Malgré l'érosion de sa rémunération, l'assurance-vie reste le placement préféré des Français. En 2010, ils ont placé 133,8 milliards d'euros (collecte brute à fin novembre) sur ces contrats, soit 6 % de plus qu'un an plus tôt. Prudents depuis la crise de 2008, les épargnants privilégient toujours les fonds en euro (87 %) aux contrats en unité de compte (UC), investis en actions. La donne pourrait cependant changer. «La baisse de la rémunération des fonds en euros devrait freiner la collecte», estime Cyril Blesson, co-fondateur des Cahiers de l'Épargne. Toutefois, «l'assurance-vie restera cette année encore, le placement préféré des ménages», poursuit-il.

 

Possible hausse du taux du livret A 

 

Également très populaire le Livret A pourrait, lui, séduire davantage d'épargnants en 2011. Son taux de rémunération pourrait, en effet, passer de 1,75 % (depuis août) à 2 % net d'impôt le 1er février. Tout dépendra de l'évolution de l'inflation au mois de décembre (qui sera publiée demain par l'Insee). La Banque de France utilise une formule mathématique qui prend en compte les taux du marché monétaire et de l'inflation hors tabac pour calculer deux fois par an (le 1er août et le 1er février) la rémunération du Livret A. Or, si les taux à court terme sont restés bas, l'indice des prix à la consommation aurait progressé de 1,6 % à 1,7 % en décembre. «Le taux du livret A passera à 2 % si l'inflation hors tabac est supérieure ou égale à 1,65 %», précise Cyril Blesson.

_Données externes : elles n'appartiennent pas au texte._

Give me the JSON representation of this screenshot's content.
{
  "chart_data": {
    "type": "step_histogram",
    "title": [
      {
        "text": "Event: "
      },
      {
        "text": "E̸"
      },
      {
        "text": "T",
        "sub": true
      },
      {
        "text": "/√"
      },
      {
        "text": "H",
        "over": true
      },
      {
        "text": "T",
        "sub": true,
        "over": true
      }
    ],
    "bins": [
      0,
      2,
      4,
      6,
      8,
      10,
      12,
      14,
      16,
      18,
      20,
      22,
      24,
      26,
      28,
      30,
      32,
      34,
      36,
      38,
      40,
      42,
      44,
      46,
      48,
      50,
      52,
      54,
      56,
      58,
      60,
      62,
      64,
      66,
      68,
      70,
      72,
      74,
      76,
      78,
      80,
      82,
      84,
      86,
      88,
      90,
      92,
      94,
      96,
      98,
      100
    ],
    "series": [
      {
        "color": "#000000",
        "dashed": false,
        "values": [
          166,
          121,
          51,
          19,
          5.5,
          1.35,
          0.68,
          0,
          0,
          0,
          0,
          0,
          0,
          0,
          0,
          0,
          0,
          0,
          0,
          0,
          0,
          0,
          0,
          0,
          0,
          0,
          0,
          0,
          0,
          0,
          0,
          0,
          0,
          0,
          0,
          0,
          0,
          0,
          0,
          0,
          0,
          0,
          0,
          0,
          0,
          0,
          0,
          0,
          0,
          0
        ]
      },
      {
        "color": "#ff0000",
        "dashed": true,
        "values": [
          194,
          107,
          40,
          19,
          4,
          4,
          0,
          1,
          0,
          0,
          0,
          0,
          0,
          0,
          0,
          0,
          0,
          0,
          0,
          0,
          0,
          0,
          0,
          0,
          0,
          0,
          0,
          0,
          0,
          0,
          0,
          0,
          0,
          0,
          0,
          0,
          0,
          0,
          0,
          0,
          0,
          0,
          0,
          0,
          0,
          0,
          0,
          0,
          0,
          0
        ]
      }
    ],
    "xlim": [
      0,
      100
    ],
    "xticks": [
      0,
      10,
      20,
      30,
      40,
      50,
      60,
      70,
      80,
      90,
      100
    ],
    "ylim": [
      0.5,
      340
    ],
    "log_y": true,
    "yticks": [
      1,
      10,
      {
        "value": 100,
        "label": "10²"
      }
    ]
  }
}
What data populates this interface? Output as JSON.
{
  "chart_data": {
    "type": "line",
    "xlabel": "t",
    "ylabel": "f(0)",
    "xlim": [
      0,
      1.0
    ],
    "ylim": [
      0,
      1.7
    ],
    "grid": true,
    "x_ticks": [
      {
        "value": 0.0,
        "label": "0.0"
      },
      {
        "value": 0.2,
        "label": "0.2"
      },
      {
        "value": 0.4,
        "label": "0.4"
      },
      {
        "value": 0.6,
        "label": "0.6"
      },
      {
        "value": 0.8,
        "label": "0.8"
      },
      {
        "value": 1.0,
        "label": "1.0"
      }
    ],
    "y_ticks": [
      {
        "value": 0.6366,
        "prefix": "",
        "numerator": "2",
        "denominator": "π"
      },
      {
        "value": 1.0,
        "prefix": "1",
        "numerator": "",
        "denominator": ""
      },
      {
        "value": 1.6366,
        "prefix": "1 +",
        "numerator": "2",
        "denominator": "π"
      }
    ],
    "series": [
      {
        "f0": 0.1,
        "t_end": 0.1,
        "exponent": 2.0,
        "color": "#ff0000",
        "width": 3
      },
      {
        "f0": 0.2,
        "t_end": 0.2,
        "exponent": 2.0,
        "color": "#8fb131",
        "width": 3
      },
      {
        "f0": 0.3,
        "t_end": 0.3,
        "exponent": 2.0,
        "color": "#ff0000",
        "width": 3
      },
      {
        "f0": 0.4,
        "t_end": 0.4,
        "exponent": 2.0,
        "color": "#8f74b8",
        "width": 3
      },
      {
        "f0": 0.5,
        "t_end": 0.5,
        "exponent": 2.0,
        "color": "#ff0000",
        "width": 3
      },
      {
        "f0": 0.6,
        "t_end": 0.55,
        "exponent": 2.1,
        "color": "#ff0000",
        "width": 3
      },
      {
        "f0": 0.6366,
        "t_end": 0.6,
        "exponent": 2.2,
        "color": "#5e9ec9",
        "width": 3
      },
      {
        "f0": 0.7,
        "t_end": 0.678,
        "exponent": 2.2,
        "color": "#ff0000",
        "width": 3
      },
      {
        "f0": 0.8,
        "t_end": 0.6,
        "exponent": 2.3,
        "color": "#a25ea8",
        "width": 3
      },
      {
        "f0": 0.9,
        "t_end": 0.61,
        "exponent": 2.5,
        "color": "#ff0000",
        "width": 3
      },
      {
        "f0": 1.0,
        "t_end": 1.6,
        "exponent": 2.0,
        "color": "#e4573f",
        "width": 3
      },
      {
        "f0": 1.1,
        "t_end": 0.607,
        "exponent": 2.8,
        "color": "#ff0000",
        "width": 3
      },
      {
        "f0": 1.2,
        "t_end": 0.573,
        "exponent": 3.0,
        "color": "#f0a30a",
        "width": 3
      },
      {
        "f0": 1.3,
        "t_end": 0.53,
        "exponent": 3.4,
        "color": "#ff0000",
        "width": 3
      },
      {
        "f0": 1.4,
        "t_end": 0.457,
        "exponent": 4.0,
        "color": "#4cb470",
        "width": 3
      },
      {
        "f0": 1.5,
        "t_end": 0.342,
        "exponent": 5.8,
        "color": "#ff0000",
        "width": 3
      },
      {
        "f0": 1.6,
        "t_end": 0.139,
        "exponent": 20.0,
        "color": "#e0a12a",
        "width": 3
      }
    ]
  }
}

Généralement, la hausse du taux de rémunération incite les épargnants à alimenter leurs livrets. Ce fut le cas en 2010. Malgré un passage à vide à l'automne, les Français ont placé 4,09 milliards d'euros sur leurs livrets en 2010 (à fin novembre). «En tenant compte des intérêts capitalisés fin décembre. La collecte nette de 2010 devrait avoisiner les 8,2 milliards d'euros. Ce qui est plutôt élevé», avance Cyril Blesson.

Les épargnants restent donc allergiques à la prise de risque. Ils ont retiré 7 milliards d'euros de leurs sicav actions et obligataires en 2010.